Tuesday, July 27, 2010

Gold Soundz

"Gold Soundz" is a relationship song. The relationship is new and fun in the beginning. He trusts her with secrets and likes how she laughs at the ignorance of others. He gives her space, but he likes that she's empty like him, etc.

Alas, it can't last. Remembering past transgressions drums up some hurt feelings, possibly even revealing new deceptions. There's a quick about-face. Secrets are taken back.

Luckily, it's a young love. The kind that's fleeting. The affairs that last a summer or a semester. The memories and experience are worth it if for nothing else other than the short-lived passions.

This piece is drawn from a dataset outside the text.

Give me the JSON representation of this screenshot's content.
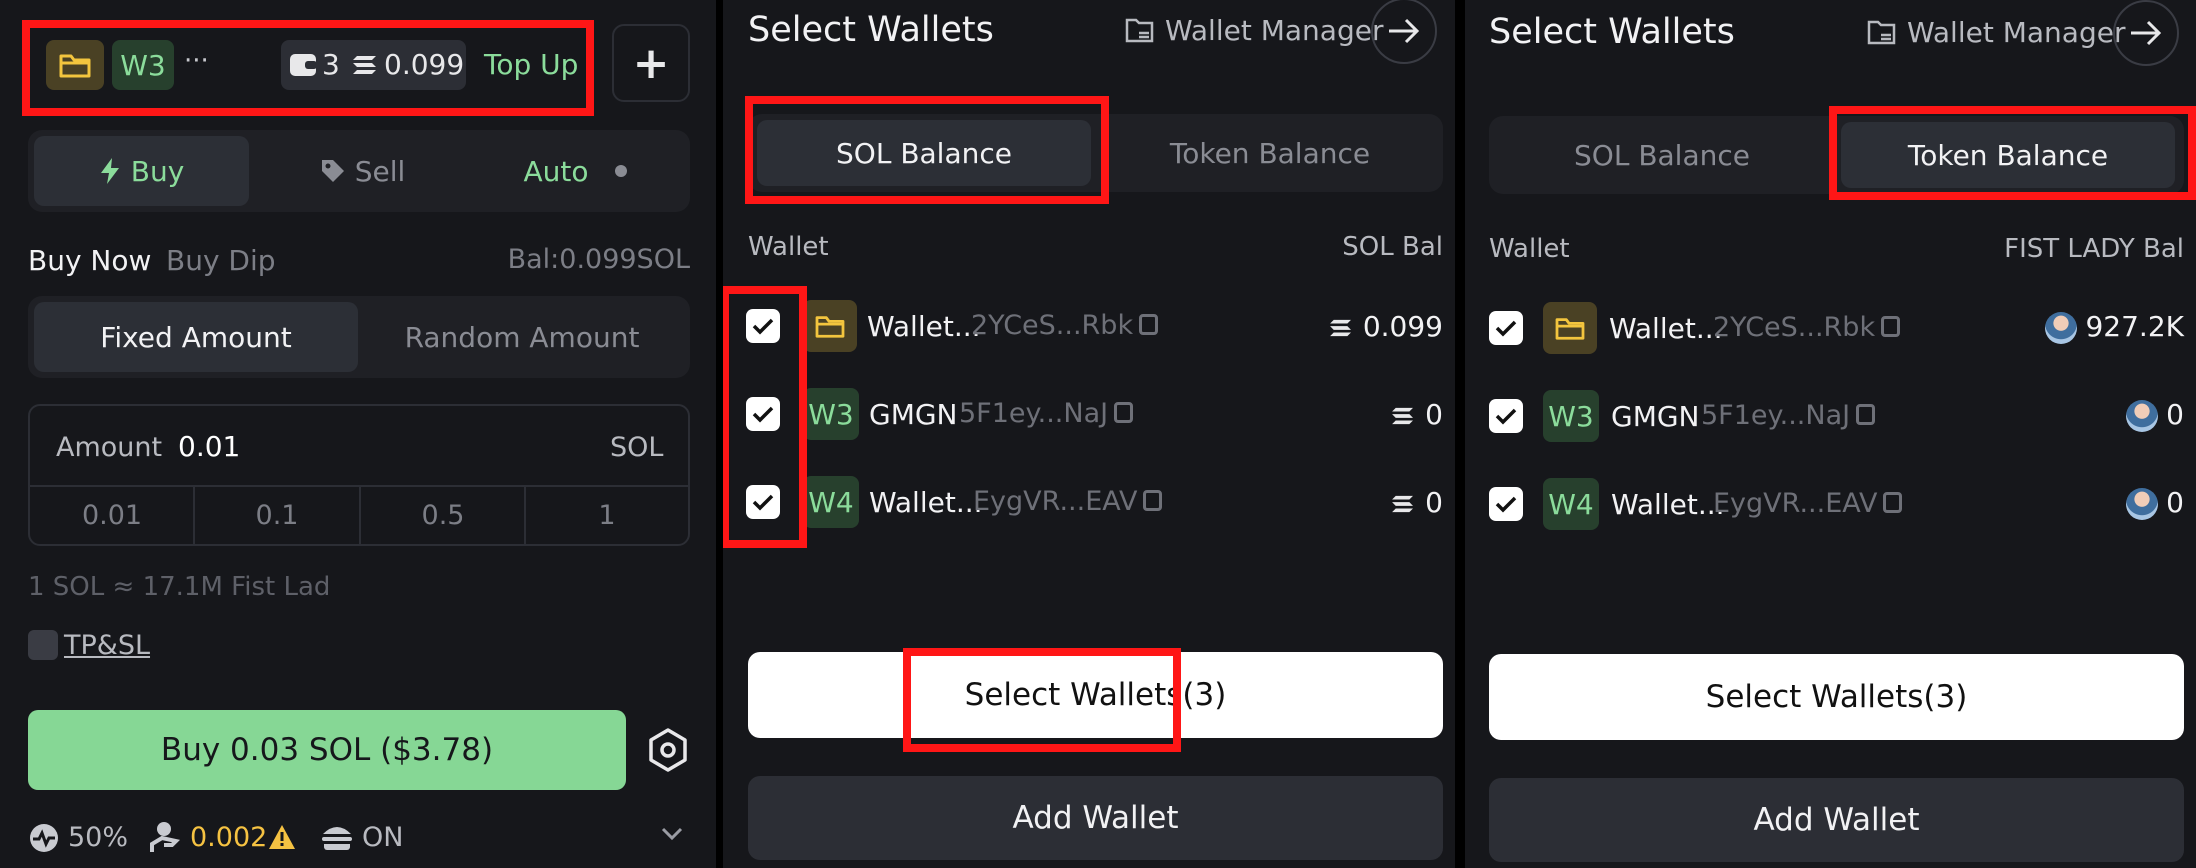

A couple of other thoughts...

Does SM sing "that I won't eat you when I'm gone" or does he sing "need" where "eat" goes? Eat doesn't make much sense. Need makes a ton of sense. However, it certainly sounds like he says "eat" in either a nonsensical manner or crass one. I sort of suspect the lyric is meant to be "need" and Malk plays around a little in the studio and changes it to "eat".

The phrase "quarantine the past" appears in this track. Interestingly, it's also the title of the band's greatest "hits" collection released earlier this year. The implication is that the collection attempts to quarantine the past, but in actuality, one can't quarantine Pavement's past, at least not from the alt rock reunion circuit.

OK. Make it three thoughts. The accompanying video is absurd. The band in Santa costumes go bow hunting for a dead chicken in an outdoor shopping center in order to gain the keys to a convertible...Well, you just have to watch it.

Monday, July 26, 2010

In the Mouth a Desert

Why bother to enter into a relationship? It will just end. There will be sadness and heartache. Why even begin?

Such is the philosophy of "In a Mouth a Desert". Of course, looking back with those 20/20 goggles. one can't help but apply this song's message to the band itself. The band (we) always knew it wouldn't last. Stephen Malkmus was too good to be held back by the rest of his band mates.

Well, they did make it last. Pavement went on to record four more albums after Slanted and Enchanted and have now successfully sought out a reunion tour. For both, we are grateful.

Can you treat like an oil well?
When it's underground, out of sight?
And if the sight is just a whore sign,
Can it make enough sense to me?
Sometimes it's cool to get into a relationship as long as no one knows about it. Of course, the best part of being in a relationship is that everyone knows about it. So, is the relationship worth the investment just to hide it? Does this even make sense?

"In the Mouth a Desert" continues on with references to trust and commitment, using analogies of knots, twine, and faith. Of course, as any believer of entropy would attest, these relationships falter and unravel over time. In this track, the unraveling appears to be one-sided as one half (or even one-fifth) of the relationship has doubts that the other parts are equal to his.
I've been crowned the king of it and it's all that we have
So, wait to hear my words and they're diamond sharp
I can open it up and it's up and down
In the band's relationship, the "king of it" is Stephen Malkmus. His songs are what made Pavement possible and lasting. Sure, it was always a group effort, but without SM's vision of the "Pavement sound" and ability to create the oddest hooks, there would have been no Pavement. It was never an equal relationship.

Of course, these were SM's friends. And even from the beginning of the band's run, it was apparent SM would struggle with his loyalties versus his ambitions...
I've been down, the king of it and it's all that we have
I've been down and I could wait to hear the words
They're diamond sharp today
I always suspect that SM's friendships with the rest of Pavement is what kept them together for so long and possibly fueled the reunion. Malk didn't want to be the center of attention. He wanted his friends to be able to play the parts as he envisioned them. On the same token, the rest of the band could see their limitations and didn't want to hold SM back. The inequality happened as it became apparent the other four members didn't have the chops to take Pavement to another level, to Malk's level.

A lot happens after "In the Mouth...", but the words are prophetic, even if they weren't intended that way.